I'm wondering though, how are you gonna start this?
Ususally, i login as root to /etc/security/audit and kick off the auditing by giving audit start and shut it down by audit shutdown.
The main question is, do you run it in a cron job every five minutes and if so how do you check whether the action should be to start or not, and when to send a report (and how)? If you run it in a loop the state (auditing or not) is easier to handle, but it might be less robust.
auditing=false
while true; do
loggedin=$(who | grep '^gayathri ')
if $auditing then
case $loggedin in '') audit stop; auditing=false; send report;; esac
else
case $loggedin in '') ;; *) audit start; auditing=true;; esac
fi
sleep 300
done
But what if this script is terminated because the load gets too high or something? Then you don't know what the state is when you restart it.
Sorry for the awk faux pas; the correct way to code that would be something like
who | awk 'BEGIN { rc=1; } $1 == "gayathri" { rc=0; } END { exit rc }'
... but I guess the grep version is really better.

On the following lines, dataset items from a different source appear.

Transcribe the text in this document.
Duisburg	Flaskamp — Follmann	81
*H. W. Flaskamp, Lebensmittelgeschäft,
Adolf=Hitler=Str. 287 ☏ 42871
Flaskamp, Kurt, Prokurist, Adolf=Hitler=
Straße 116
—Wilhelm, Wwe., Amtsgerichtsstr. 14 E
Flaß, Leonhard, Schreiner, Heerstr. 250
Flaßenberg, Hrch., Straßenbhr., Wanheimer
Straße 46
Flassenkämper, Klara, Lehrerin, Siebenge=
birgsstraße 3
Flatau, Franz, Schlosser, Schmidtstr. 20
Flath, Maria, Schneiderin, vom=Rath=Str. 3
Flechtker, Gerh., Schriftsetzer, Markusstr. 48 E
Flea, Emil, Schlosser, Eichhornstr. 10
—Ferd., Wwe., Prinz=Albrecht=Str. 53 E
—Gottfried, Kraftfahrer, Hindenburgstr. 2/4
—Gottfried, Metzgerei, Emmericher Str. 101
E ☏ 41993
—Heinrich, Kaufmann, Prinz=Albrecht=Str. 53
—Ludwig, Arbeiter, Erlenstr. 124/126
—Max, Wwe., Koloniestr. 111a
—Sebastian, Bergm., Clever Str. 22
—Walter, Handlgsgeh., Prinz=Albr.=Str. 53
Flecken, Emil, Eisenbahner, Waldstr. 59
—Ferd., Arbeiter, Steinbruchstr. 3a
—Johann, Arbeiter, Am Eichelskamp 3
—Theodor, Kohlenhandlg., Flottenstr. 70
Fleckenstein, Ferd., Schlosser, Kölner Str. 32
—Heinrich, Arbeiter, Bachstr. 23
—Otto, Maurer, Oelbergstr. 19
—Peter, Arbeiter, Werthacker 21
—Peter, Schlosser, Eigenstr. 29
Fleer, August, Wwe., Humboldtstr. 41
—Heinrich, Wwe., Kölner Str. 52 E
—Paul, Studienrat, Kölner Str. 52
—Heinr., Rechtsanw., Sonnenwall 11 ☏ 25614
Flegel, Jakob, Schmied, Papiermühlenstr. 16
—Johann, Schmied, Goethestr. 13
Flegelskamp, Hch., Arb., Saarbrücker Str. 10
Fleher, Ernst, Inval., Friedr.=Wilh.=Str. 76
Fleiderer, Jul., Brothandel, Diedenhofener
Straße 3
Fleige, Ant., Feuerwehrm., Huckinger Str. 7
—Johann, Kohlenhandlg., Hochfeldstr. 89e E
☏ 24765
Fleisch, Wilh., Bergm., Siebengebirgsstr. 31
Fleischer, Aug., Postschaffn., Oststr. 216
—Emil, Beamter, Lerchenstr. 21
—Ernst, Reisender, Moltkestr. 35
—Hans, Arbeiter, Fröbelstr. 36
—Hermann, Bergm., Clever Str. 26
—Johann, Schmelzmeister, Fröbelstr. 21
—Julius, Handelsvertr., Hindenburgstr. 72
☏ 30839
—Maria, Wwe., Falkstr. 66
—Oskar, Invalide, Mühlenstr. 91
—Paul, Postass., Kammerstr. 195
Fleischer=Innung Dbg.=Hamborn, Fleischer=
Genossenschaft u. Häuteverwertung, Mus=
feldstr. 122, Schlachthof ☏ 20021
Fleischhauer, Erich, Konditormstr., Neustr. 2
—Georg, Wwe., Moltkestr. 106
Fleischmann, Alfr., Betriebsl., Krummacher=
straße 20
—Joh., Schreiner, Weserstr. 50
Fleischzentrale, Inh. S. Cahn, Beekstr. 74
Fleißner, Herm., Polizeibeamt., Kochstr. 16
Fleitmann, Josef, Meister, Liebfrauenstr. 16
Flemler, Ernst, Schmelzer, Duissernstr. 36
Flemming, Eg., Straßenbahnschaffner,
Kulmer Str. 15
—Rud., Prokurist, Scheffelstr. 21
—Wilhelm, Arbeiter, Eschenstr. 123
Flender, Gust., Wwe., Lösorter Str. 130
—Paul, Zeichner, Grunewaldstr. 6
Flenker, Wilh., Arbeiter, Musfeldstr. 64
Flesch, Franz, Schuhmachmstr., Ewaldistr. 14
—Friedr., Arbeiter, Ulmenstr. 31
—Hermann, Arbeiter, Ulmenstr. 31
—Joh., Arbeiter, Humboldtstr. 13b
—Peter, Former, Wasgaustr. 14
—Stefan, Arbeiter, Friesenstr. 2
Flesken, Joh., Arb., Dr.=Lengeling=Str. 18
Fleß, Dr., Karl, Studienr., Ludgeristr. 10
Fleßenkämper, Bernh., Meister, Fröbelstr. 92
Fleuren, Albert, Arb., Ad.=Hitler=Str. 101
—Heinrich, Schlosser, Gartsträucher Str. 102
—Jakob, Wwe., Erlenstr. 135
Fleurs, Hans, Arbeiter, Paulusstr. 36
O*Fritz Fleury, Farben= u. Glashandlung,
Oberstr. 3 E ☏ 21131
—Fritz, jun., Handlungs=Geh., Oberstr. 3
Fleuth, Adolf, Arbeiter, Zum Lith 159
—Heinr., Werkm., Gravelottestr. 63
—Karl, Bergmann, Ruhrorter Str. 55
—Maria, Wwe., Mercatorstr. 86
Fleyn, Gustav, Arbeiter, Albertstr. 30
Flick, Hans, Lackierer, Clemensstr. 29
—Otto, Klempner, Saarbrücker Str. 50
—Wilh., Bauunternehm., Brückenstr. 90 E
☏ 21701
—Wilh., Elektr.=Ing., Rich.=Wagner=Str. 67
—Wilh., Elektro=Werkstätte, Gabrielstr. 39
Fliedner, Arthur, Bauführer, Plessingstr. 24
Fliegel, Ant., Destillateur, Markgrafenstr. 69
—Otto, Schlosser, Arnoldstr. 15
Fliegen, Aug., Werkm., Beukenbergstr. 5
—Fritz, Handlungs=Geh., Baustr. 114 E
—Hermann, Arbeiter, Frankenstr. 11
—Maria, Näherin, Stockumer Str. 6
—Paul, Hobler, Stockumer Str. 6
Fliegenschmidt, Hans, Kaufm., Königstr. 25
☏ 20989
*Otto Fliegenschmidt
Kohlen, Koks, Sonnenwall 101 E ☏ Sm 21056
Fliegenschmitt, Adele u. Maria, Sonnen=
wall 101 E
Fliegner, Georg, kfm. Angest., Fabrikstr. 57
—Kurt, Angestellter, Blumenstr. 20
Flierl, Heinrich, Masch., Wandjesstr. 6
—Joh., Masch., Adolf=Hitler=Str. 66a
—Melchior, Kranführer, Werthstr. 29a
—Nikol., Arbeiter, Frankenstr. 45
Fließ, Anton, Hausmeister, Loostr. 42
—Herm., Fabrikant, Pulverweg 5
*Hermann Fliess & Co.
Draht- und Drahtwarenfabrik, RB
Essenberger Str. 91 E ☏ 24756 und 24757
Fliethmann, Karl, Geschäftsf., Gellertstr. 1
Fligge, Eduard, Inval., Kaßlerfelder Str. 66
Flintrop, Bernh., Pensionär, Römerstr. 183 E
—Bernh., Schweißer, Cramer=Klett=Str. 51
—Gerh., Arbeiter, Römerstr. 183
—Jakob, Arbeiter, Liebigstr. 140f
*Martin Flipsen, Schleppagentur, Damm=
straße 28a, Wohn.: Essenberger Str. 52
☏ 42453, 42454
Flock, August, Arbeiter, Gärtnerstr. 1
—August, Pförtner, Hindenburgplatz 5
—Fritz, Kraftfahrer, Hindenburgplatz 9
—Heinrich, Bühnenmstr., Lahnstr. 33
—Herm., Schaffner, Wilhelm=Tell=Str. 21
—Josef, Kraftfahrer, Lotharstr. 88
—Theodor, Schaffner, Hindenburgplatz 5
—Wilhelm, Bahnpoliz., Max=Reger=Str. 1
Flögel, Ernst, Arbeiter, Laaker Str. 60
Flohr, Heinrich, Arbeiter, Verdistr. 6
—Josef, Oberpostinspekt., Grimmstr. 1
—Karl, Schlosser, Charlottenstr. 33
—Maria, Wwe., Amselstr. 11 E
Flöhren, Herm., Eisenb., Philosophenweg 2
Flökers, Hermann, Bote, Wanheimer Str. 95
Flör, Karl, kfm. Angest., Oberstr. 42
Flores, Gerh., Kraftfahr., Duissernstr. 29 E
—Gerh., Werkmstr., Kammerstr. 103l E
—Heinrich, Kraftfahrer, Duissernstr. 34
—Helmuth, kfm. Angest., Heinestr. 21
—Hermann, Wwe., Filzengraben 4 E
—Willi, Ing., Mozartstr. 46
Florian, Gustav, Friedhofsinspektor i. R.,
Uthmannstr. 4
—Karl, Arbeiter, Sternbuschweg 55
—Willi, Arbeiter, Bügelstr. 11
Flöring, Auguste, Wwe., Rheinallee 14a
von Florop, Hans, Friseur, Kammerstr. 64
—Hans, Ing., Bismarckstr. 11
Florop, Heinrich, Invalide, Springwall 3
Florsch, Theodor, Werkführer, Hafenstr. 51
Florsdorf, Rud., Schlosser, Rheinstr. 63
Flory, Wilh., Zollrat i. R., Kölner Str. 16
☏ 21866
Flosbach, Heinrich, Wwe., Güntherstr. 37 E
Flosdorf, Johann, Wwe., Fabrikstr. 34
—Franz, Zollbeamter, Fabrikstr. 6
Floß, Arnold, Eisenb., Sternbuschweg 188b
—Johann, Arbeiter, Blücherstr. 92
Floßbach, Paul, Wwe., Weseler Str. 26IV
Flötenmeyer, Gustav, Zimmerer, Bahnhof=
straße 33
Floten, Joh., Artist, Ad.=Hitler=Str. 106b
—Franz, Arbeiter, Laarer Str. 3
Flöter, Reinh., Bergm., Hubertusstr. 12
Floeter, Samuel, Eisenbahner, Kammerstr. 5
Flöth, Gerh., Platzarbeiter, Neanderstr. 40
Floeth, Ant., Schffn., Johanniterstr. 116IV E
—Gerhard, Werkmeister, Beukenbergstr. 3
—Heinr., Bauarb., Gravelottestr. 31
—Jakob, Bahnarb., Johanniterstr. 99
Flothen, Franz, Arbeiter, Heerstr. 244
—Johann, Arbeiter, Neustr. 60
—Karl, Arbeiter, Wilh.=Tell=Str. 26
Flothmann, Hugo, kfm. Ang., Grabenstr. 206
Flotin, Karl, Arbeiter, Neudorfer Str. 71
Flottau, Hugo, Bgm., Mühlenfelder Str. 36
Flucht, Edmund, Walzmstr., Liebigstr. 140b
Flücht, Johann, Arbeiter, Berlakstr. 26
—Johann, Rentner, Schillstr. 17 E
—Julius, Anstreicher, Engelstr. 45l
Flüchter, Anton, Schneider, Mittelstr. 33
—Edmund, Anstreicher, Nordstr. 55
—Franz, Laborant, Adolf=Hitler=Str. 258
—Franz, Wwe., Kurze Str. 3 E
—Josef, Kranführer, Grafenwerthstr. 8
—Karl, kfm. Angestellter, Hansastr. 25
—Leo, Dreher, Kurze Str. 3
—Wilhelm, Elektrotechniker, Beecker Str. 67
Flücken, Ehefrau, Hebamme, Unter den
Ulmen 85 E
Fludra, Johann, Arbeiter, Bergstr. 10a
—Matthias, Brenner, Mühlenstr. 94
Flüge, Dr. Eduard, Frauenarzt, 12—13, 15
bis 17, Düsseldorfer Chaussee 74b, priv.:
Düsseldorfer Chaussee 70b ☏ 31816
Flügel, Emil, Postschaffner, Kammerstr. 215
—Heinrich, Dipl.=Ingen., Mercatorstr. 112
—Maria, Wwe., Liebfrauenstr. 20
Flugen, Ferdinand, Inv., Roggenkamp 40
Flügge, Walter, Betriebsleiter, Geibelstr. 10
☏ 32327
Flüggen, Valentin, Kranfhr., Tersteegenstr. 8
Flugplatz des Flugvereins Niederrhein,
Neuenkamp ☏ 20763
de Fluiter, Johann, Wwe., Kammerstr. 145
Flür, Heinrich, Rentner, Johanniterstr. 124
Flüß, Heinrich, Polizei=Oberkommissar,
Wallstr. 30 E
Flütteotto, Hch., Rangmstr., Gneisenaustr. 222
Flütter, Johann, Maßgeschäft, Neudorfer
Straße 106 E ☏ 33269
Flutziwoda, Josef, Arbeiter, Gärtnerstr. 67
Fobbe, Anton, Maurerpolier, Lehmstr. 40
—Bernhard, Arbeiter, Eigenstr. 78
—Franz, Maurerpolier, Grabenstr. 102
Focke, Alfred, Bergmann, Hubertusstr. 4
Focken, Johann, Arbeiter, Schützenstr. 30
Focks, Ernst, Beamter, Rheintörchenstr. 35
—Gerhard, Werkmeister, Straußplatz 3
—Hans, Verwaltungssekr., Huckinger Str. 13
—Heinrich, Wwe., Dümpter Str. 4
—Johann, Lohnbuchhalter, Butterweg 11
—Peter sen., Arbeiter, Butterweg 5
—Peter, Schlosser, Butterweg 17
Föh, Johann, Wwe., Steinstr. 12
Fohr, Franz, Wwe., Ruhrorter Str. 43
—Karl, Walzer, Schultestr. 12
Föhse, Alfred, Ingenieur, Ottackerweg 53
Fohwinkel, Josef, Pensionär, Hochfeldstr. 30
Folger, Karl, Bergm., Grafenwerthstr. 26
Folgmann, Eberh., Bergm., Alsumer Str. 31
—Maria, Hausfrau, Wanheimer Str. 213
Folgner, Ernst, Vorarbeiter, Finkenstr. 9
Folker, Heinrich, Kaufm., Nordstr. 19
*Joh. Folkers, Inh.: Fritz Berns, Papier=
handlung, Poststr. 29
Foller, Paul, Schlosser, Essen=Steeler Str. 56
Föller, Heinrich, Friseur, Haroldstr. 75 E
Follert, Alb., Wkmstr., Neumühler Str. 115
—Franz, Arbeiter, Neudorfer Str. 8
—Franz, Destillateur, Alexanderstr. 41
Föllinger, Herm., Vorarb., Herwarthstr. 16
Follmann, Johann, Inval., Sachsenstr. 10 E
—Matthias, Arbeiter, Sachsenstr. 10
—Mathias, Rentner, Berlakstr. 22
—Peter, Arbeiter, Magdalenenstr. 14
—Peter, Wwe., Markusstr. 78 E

Yep. That was my question as well.
Maybe, but Awk looks awksome offcourse. But I think both these problems might be an overkill for the problem gayathri is trying to solve; it's probably better to kick off the audit monitor and exclude those he doesn't want to monitor there.
Era, thanks...when I tried to execute, I get the error:
0403-057 Syntax error at line 8 : `else' is not expected
However, I do not find anything wrong with the syntax. Any idea what it could mean??
Gayathri
auditing=false
while true; do
loggedin=$(who | grep '^gayathri ')
if $auditing
then
case $loggedin in '') audit stop; auditing=false; send report;; esac
else
case $loggedin in '') ;; *) audit start; auditing=true;; esac
fi
sleep 300
done
It worked well now!
if $auditing then
Or in the same line modification should be as
if $auditing; then
Clearly not my day today. Sorry for the error again.